PURPOSE: The natural history of prostate cancer might be driven by the index lesion. We determined the percent of men in whom the index lesion could be defined using transperineal template prostate mapping biopsies. MATERIALS AND METHODS: Included in study were consecutive men undergoing transperineal template prostate mapping biopsies with biopsies grouped into 20 zones. Men with clinically significant disease in only 1 prostate area were considered to have an identifiable index lesion. We evaluated the impact of using 2 definitions of clinically significant disease (Gleason grade pattern 4 and/or lesion volume 0.5 cc or greater) and 2 clustering rules (stringent and tolerant) to define the index lesion. RESULTS: Included in study were 391 men with a median age of 62 years (IQR 58-67) and a median prostate specific antigen of 6.9 ng/ml (IQR 4.8-10.0). Of the men 269 (69%) were previously diagnosed with prostate cancer. By deploying a median of 1.2 cores per ml (IQR 0.9-1.7) cancer was diagnosed in 82.9% of the men (324 of 391) with a median of 6 positive cores (IQR 2-9), a median maximum cancer core length of 5 mm (IQR 3-8) and a total cancer core length per zone of 7 mm (IQR 3-13). Insignificant disease was found in 26.3% to 42.9% of cases. When a stringent spatial relationship was used to define individual lesions, 44.4% to 54.6% of patients had 1 index lesion and 12.7% to 19.1% had more than 1 area with clinically significant disease. These proportions changed to 46.6% to 59.2% and 10.5% to 14.5%, respectively, when less stringent spatial clustering was applied. CONCLUSIONS: Transperineal template prostate mapping biopsies enable the index lesion to be localized in most men with clinically significant disease. This information may be important to select appropriate candidates for targeted therapy and to plan a tailored treatment strategy in men undergoing radical therapy.
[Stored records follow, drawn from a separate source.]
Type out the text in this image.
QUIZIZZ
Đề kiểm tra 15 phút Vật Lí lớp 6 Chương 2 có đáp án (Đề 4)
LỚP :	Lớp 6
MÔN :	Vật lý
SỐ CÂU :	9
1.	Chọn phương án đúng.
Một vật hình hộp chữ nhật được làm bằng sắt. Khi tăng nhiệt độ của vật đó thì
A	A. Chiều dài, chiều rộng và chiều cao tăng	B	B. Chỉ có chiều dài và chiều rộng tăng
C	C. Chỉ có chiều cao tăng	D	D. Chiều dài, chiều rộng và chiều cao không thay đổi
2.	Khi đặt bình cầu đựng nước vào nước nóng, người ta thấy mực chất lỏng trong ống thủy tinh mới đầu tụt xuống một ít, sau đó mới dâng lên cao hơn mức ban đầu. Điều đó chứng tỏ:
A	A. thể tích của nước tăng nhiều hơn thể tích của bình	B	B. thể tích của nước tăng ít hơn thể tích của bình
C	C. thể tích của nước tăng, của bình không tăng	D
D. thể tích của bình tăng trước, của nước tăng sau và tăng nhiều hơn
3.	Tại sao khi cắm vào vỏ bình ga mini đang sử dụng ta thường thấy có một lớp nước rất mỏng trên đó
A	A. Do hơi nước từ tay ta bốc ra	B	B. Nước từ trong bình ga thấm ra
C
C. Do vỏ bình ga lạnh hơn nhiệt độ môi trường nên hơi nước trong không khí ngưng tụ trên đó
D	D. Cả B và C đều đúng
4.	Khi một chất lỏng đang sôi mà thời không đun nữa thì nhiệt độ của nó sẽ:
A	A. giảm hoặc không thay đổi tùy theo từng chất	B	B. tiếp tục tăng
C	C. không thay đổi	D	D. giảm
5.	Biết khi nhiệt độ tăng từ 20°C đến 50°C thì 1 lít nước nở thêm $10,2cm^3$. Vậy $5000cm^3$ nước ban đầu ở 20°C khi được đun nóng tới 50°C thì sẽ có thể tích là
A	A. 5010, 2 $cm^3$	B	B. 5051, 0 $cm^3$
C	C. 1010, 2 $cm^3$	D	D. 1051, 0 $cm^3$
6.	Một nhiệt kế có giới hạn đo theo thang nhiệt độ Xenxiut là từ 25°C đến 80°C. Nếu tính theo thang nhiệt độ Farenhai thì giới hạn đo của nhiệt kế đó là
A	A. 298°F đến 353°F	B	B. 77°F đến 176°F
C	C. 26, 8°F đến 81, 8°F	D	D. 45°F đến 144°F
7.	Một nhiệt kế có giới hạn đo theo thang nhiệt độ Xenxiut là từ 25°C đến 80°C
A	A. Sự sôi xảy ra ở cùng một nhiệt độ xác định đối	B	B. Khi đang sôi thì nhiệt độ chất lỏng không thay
Prostate cancer tumour features on template prostate-mapping biopsies: implications for focal therapy.

BACKGROUND: Focal therapy is being offered as a viable alternative for men with localised prostate cancer (PCa), but it is unclear which men may be suitable. OBJECTIVE: To determine the proportion of men with localised PCa who are potentially suitable for focal therapy. DESIGN, SETTING, AND PARTICIPANTS: Our institutional transperineal template prostate-mapping (TTPM) biopsy registry of 377 men from 2006 to 2010 identified 291 consecutive men with no prior treatment. INTERVENTION: TTPM biopsies using a 5-mm sampling frame. OUTCOME MEASUREMENTS AND STATISTICAL ANALYSIS: Suitability for focal therapy required the cancer to be (1) unifocal, (2) unilateral, (3) bilateral/bifocal with at least one neurovascular bundle avoided, or (4) bilateral/multifocal with one dominant index lesion and secondary lesions with Gleason ≤3 + 3 and cancer core involvement ≤3 mm. Binary logistic regression modelling was used to determine variables predictive for focal therapy suitability. RESULTS AND LIMITATIONS: The median age was 61 yr, and the median prostate-specific antigen was 6.8 ng/ml. The median total was 29 cores, with a median of 8 positive cores. Of 239 of 291 men with cancer, 29% (70 men), 60% (144 men), and 8% (20 men) had low-, intermediate-, and high-risk PCa, respectively. Ninety-two percent (220 men) were suitable for one form of focal therapy: hemiablation (22%, 53 men), unifocal ablation (31%, 73 men), bilateral/bifocal ablation (14%, 33 men), and index lesion ablation (26%, 61 men). Binary logistic regression modelling incorporating transrectal biopsy parameters showed no statistically significant predictive variable. When incorporating TTPM parameters, only T stage was a significant negative predictor for suitability (p=0.001) (odds ratio: 0.001 [95% confidence interval, 0.000-0.048]). Limitations of the study include potential selection bias caused by tertiary referral practise and lack of long-term results on focal therapy efficacy. CONCLUSIONS: Focal therapy requires an accurate tool to localise individual cancer lesions. When such a test, TTPM biopsy, was applied to men with low- and intermediate-risk PCa, most of the men were suitable for a tissue preservation strategy.